Area of Work: Health
Paragraph Number: 86
Session: 3 (2004)
Full Text:

The Forum reiterates its health recommendations made at its first and second sessions, in particular those contained in chapter I, section B, paragraphs 63 to 82 of its report on its second session.2

Area of Work: Health

Addressee: UNFPA, WHO

Paragraph Number: 33
Session: 10 (2011)
Full Text:

The Permanent Forum notes the intention of the International Indigenous Women’s Environmental Justice and Reproductive Health Initiative to organize an expert group meeting on the environment and indigenous women’s reproductive health and requests that the organizers invite members of the Permanent Forum to participate in the meeting. Further, the Permanent Forum recommends that the United Nations Population Fund (UNFPA) and the World Health Organization participate in the expert group meeting.

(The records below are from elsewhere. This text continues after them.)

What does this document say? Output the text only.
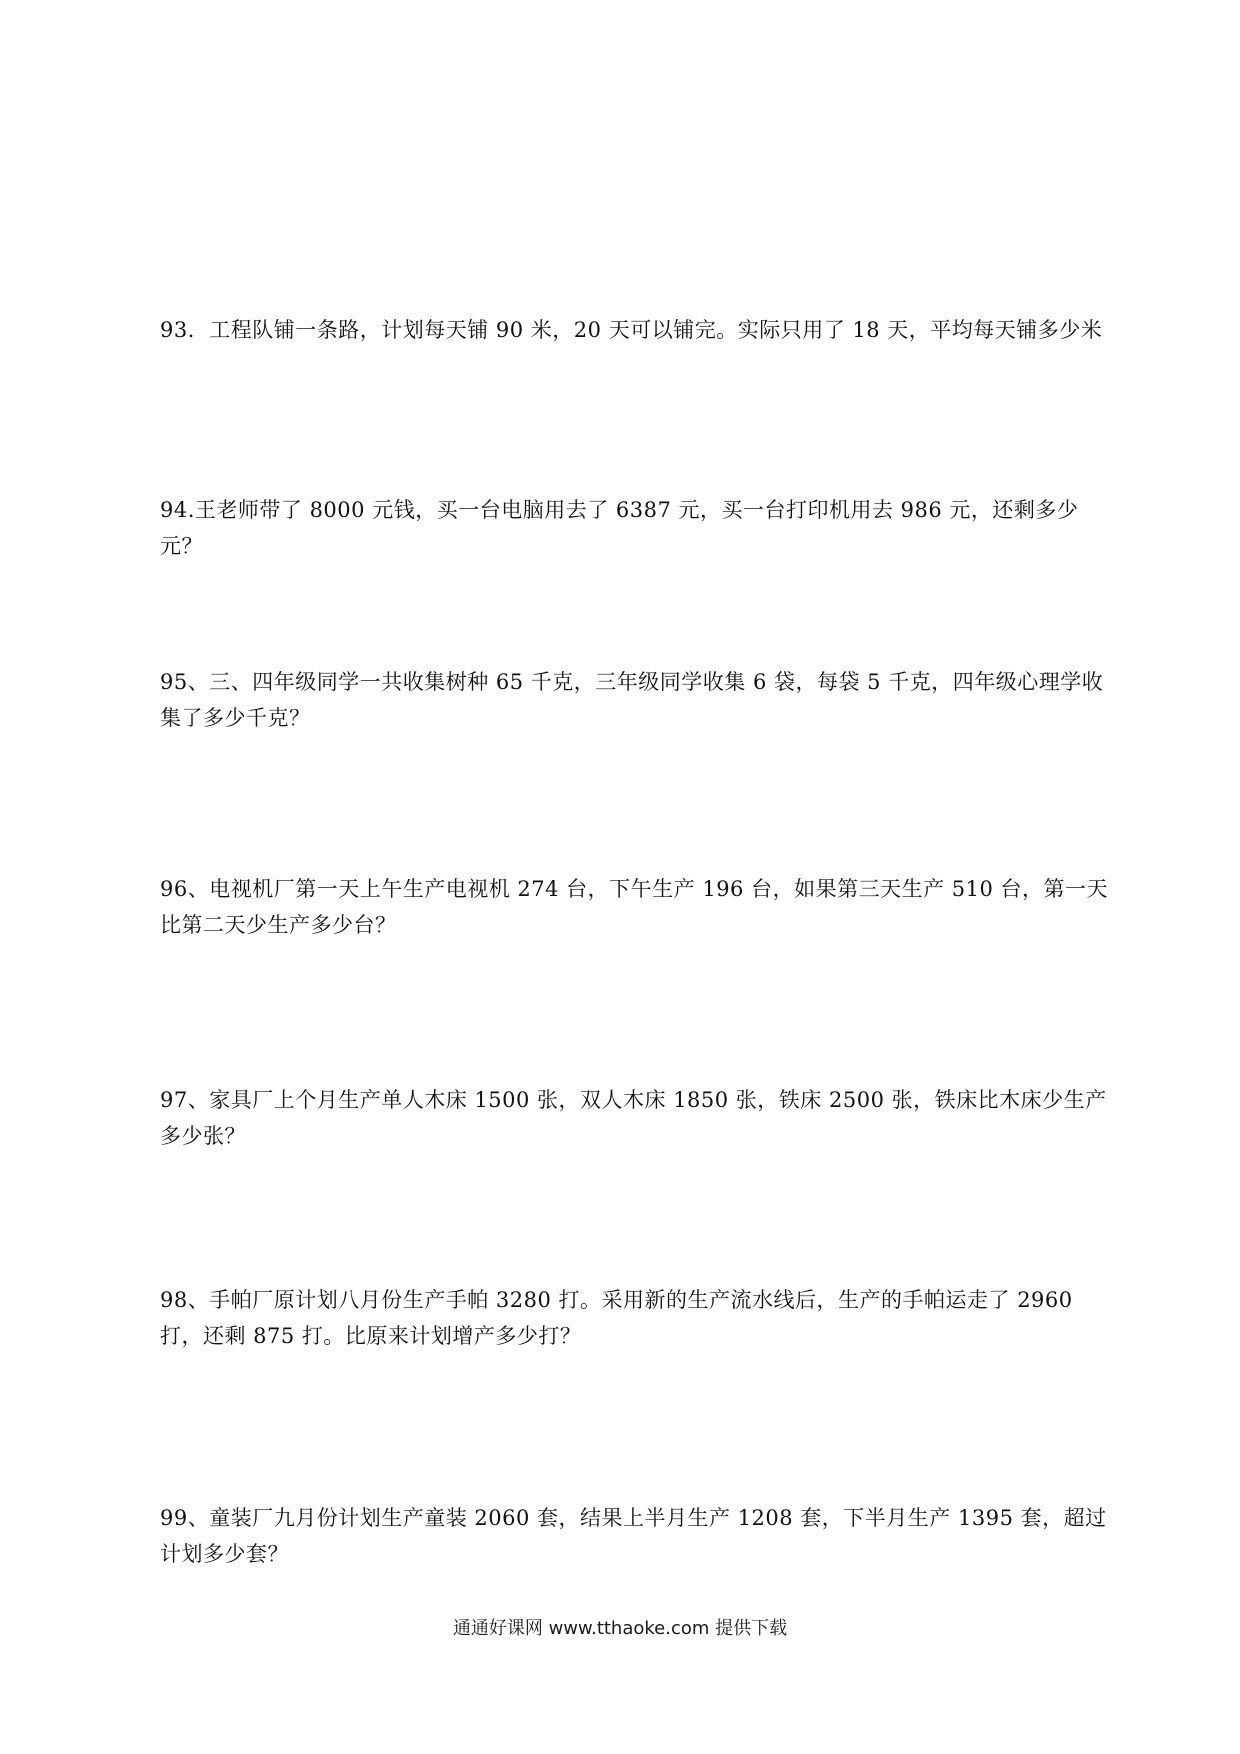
93．工程队铺一条路，计划每天铺 90 米，20 天可以铺完。实际只用了 18 天，平均每天铺多少米
94.王老师带了 8000 元钱，买一台电脑用去了 6387 元，买一台打印机用去 986 元，还剩多少元？
95、三、四年级同学一共收集树种 65 千克，三年级同学收集 6 袋，每袋 5 千克，四年级心理学收集了多少千克？
96、电视机厂第一天上午生产电视机 274 台，下午生产 196 台，如果第三天生产 510 台，第一天比第二天少生产多少台？
97、家具厂上个月生产单人木床 1500 张，双人木床 1850 张，铁床 2500 张，铁床比木床少生产多少张？
98、手帕厂原计划八月份生产手帕 3280 打。采用新的生产流水线后，生产的手帕运走了 2960 打，还剩 875 打。比原来计划增产多少打？
99、童装厂九月份计划生产童装 2060 套，结果上半月生产 1208 套，下半月生产 1395 套，超过计划多少套？
通通好课网 www.tthaoke.com 提供下载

Area of Work: Environment, Health
Paragraph Number: 59
Session: 3 (2004)
Full Text:

The Forum recommends that all relevant United Nations entities and Governments:

(a) Advise Governments to revise their national legal and administrative frameworks to ensure indigenous women’s equal rights and access to social and economic services and resources, including land ownership;
(b) Identify and give recognition to the capacities of indigenous women and their specialized knowledge in the areas of health, natural environment, traditional technologies, crafts and arts, and design appropriate employment and income-generating strategies;
(c) Provide indigenous women with the appropriate education and training resources so that they can effectively access and participate in mainstream national, regional and international economic institutions.

Area of Work: Economic and Social Development, Indigenous Women

Addressee: FAO

Paragraph Number: 6
Session: 10 (2011)
Full Text:

6. The Permanent Forum congratulates the Food and Agriculture Organization of the United Nations (FAO) on the adoption of its policy on indigenous and tribal peoples and requests that FAO take measures towards the implementation of the policy at all levels, especially at the country level. Such measures include improving the capacity of FAO staff to work effectively with indigenous peoples and their organizations and establishing a mechanism for partnership. Further, the Permanent Forum requests that FAO involve it in the development of voluntary guidelines on the responsible governance of tenure of land, fisheries and forests. In addition, the Forum requests participation in the Committee on World Food Security and membership in the Committee’s advisory group.